Thank you Scott, for your inspiration and motivation, it touched me more than you’ll ever know!

The Naked Tour, Part 1

I have some mixed emotions concerning what happened this weekend in Asheville.  Listening to Chris Mcdougall and Scott Jurek speak was wonderful, but what happened on the trail run made me extremely disappointed.

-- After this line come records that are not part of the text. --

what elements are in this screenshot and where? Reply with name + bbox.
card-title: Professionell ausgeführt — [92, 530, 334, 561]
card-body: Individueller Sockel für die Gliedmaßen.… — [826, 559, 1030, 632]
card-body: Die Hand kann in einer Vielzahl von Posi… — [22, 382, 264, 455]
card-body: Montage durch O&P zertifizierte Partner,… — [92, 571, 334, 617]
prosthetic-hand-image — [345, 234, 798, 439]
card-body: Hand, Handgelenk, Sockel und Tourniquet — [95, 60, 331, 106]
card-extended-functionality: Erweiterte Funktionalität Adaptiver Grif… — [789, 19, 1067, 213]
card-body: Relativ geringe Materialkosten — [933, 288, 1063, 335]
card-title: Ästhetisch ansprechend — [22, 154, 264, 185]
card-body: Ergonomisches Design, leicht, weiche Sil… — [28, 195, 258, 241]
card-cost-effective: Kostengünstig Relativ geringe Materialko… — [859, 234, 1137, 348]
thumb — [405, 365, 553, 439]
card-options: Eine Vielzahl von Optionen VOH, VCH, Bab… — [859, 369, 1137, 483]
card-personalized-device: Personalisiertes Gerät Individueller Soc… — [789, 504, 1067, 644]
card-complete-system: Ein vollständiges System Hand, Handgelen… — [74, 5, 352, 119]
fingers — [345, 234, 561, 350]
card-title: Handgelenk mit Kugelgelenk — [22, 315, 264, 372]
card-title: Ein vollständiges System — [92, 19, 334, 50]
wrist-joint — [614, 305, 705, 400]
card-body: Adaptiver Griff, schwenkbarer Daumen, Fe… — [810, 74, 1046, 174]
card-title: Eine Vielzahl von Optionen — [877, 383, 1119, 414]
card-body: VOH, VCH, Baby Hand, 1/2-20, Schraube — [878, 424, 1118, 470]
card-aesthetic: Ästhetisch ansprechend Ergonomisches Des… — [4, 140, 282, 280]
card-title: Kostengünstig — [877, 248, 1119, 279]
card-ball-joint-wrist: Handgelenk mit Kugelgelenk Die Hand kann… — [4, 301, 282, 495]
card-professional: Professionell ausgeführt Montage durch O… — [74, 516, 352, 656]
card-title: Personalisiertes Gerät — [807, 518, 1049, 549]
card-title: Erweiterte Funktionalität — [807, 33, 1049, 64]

I was super amped to see Chris Mcdougall speak this weekend, but the thing I was really looking forward to was the barefoot trail run. According to videos on the website, we would be instructed by Chris Mcdougall and Scott Jurek. When we got there I noticed that the author of “Chi Running” was at the event. It turns out he was the one running the barefoot seminar, not Chris Mcdougall, BIG let down, since im NOT a huge fan of his book, but that’s for another episode. The instructions he gave were very vague: go slow, run on your forefoot and lean into your stride.  That was it!  Chris Mcdougall then, got up and instructed us to follow him and the other ultra marathoners on a trail run, half-joking about if we get lost to follow the sunset to find out way home. The trail wasn’t marked and since me and hubby were new to the barefoot trail running experience we easily got lost and had to use his Iphone to find our way back to campus. When we finally got there, no one seemed to be concerned that we had just been lost on a 10 mile trail in the middle of the woods in Asheville. With no trail markers, and several forks in the road, we would have been lost for quite a while with out hubby’s GPS. NOT a good way to start our vacation.